Incredibly, in central Puget Sound it is probably the worst in the nearly two-decade observing record of the Puget Sound Clean Air Agency for any time of the year.
I have been here a long time and I have never seen anything this bad. The view from the Seattle SpaceNeedle Panocam is murky (see below)
And the view from my department is very limited...no mountains and can't even see across the Lake.
But now, let me really impress (or depress) you. Below is a plot of 24-h average particulate concentration (PM2.5) in the atmosphere at the Puget Sound Clean Air Agency Duwamish site in Seattle. The past 24-h was the worst on record for any time of the year. Number two was the smoky period last summer.
Historically, Seattle has its worst air in the winter from wood smoke and other combustion products, but today and last year were summer maxima from wildfires--very different animals.
The observing site in Tacoma also had its record in the past 24-h hours.
So why did our near surface air quality get so bad so fast?
Fires were burning for quite a few weeks in British Columbia, California and eastern Washington, but western Washington had clean air at low levels (off the Pacific) with smoke aloft. But on Monday, surface high pressure started to build in north and east of us (see map), resulting in easterly and northeasterly flow over the Cascades that brought the smoke over and down the terrain into western WA--allowing smoke to get to the surface.
Surface map at 8 PM Monday |
High pressure aloft amplified just offshore, resulting in strong downward motions in the lower atmosphere, which produced a subsidence inversion from the surface up to about 3000 ft. The inversion (temperature increasing with height) was very obvious in the balloon soundings at Quillayute, on the WA coast, and from the Seattle profiler (see below). Inversions act as atmospheric lids, preventing the smoke from mixing out during the day.

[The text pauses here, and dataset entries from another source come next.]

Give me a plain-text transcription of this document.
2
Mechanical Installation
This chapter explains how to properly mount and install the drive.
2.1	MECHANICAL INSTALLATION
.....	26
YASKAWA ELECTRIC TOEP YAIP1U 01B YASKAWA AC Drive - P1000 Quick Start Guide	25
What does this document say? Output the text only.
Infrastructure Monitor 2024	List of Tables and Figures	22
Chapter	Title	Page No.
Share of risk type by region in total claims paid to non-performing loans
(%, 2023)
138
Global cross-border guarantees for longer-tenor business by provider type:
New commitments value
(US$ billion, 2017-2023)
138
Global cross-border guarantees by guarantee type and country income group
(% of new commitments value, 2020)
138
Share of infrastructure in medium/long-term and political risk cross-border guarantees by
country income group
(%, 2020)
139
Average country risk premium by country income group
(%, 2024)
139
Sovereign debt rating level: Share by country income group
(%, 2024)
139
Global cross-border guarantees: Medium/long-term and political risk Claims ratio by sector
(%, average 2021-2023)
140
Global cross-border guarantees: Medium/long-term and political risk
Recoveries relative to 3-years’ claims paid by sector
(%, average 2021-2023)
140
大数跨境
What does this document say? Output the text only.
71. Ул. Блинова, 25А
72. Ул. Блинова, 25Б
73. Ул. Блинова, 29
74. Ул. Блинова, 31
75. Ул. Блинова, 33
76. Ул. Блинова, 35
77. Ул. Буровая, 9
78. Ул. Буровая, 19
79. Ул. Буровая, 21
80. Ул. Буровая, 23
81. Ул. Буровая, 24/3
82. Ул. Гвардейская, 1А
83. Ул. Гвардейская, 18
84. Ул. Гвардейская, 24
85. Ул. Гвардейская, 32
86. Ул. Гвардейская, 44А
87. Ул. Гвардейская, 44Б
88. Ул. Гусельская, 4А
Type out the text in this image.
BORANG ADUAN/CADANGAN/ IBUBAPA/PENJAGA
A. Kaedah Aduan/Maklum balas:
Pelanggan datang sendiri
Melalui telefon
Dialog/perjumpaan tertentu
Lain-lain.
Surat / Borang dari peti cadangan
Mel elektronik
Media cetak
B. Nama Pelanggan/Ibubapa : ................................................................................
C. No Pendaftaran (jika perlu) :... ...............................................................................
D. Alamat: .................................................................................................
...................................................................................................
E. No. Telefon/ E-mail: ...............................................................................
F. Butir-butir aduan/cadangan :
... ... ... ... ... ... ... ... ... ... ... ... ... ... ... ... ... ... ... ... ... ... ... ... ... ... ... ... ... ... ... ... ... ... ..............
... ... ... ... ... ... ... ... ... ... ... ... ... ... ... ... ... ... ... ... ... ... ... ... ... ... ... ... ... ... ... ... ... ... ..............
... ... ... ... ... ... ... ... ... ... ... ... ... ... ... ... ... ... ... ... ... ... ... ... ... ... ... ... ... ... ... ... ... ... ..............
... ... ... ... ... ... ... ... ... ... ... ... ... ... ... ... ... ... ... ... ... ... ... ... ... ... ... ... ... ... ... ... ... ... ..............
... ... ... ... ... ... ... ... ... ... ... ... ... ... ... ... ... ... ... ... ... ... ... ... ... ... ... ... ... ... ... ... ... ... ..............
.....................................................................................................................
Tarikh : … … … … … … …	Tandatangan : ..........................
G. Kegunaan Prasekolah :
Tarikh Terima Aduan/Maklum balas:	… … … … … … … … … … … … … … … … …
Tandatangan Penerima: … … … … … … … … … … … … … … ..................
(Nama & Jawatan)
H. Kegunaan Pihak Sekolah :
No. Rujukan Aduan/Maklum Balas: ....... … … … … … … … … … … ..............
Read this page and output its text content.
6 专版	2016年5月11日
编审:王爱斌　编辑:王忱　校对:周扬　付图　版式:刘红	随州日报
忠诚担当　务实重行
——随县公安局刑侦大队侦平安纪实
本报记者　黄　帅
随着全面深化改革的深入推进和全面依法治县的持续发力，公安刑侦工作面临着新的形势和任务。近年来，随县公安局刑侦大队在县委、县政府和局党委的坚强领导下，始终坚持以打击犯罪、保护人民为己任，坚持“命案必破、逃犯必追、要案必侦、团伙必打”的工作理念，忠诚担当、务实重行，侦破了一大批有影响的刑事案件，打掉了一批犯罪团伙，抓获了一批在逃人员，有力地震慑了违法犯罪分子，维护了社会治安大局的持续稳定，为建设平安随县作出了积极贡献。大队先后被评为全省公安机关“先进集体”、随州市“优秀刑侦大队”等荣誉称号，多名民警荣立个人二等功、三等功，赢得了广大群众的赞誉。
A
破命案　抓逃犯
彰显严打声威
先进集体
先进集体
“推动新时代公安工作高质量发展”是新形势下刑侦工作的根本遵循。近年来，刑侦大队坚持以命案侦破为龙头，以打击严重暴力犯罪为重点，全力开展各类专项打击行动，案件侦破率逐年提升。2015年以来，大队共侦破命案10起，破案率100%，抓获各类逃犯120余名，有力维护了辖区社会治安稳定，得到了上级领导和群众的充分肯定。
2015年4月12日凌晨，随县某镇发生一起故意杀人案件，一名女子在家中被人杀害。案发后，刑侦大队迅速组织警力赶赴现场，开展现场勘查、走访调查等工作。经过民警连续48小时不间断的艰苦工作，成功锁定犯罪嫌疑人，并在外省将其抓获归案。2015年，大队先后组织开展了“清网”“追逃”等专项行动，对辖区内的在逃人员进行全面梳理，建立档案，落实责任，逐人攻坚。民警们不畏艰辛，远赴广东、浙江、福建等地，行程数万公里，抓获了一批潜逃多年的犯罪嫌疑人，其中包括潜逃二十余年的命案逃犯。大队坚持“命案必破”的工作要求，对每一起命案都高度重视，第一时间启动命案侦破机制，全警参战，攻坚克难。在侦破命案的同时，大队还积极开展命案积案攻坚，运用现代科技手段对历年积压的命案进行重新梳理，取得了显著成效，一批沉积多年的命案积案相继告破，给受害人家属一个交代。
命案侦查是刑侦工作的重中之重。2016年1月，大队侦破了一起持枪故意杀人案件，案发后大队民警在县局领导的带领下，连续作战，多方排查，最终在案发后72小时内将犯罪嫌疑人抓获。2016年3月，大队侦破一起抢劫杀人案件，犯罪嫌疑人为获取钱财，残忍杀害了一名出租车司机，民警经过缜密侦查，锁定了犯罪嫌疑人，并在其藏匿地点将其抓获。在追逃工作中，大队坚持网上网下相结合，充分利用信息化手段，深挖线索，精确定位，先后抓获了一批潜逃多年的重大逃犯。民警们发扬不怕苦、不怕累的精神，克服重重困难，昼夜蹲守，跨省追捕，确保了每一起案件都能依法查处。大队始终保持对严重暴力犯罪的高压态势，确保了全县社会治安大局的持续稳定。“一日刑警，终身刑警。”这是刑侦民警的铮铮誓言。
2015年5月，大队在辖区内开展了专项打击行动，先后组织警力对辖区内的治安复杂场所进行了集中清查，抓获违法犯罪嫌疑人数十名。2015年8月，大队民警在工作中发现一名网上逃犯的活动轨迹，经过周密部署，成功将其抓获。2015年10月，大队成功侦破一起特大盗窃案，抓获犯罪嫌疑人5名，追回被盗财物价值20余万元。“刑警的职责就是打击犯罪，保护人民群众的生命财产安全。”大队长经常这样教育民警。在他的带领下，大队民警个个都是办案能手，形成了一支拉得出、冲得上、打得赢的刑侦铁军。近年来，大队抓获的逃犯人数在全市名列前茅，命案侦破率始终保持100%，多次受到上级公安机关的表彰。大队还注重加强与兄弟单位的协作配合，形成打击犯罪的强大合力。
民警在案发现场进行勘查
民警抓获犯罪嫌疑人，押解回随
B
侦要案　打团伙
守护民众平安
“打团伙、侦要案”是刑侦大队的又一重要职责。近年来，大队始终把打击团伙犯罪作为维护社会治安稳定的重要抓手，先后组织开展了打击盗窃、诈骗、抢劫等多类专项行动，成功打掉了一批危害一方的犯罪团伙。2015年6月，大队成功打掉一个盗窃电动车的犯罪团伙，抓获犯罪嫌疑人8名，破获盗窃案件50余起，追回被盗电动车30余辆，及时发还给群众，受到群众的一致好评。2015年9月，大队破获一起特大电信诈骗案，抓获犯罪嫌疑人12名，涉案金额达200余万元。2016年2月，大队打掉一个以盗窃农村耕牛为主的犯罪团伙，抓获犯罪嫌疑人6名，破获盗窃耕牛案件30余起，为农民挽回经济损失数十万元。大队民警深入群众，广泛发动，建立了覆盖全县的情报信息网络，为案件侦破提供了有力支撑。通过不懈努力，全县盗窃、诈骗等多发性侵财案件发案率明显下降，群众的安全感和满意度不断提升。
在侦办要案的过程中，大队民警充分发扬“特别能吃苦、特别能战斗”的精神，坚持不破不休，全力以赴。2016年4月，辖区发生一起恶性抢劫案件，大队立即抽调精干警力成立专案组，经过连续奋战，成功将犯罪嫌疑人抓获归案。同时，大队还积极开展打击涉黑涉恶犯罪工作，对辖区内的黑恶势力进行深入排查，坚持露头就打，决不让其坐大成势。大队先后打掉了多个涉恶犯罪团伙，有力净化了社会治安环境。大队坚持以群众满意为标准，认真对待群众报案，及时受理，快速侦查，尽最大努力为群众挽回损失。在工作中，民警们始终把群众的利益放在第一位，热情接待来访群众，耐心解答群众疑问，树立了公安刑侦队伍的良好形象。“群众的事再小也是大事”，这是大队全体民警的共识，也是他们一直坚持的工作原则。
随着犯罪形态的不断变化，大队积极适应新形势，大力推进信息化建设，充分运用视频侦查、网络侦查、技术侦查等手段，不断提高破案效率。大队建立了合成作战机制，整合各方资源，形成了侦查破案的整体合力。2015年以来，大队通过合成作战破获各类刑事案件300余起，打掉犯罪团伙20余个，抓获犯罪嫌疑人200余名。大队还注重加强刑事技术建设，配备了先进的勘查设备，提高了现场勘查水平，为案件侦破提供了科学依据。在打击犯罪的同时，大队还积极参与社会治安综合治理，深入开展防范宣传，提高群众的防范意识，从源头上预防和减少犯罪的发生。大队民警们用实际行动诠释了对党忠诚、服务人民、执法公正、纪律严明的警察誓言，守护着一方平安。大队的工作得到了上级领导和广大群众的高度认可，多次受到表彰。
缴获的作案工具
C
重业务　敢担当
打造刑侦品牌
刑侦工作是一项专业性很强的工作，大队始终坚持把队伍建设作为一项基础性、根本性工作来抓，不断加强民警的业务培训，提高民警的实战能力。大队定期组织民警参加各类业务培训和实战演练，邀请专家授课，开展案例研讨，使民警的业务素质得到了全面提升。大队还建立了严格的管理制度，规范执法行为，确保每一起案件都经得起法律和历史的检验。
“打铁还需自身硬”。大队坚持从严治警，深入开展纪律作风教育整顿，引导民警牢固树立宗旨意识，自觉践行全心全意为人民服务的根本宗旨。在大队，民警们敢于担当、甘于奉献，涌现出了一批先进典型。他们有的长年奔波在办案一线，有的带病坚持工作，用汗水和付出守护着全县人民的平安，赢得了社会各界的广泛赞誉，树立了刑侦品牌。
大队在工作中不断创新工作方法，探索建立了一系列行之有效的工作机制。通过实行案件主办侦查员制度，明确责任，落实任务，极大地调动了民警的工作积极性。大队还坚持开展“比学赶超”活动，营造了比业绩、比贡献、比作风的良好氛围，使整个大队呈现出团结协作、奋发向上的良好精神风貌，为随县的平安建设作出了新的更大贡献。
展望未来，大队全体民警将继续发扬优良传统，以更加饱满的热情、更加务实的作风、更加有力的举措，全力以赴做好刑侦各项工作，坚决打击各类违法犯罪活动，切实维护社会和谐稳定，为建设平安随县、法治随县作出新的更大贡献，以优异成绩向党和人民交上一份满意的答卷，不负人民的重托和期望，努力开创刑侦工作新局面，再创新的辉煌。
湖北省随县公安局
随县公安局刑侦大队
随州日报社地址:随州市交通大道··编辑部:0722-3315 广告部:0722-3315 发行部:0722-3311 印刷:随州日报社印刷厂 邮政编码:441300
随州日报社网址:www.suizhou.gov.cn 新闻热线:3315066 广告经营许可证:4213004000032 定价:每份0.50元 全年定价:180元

In short, we had the "perfect storm" for wildfire smoke around western Washington. Lots of fires around us, a meteorological situation that pushed the smoke to low levels, and the development of an inversion that kept the smoke in place.
As I write this (10 AM), the air quality in Seattle is getting even worse (see plot)
Incredibly, historically bad air and unhealthy for all. No running for me today. Expect very slow improvement on Thursday.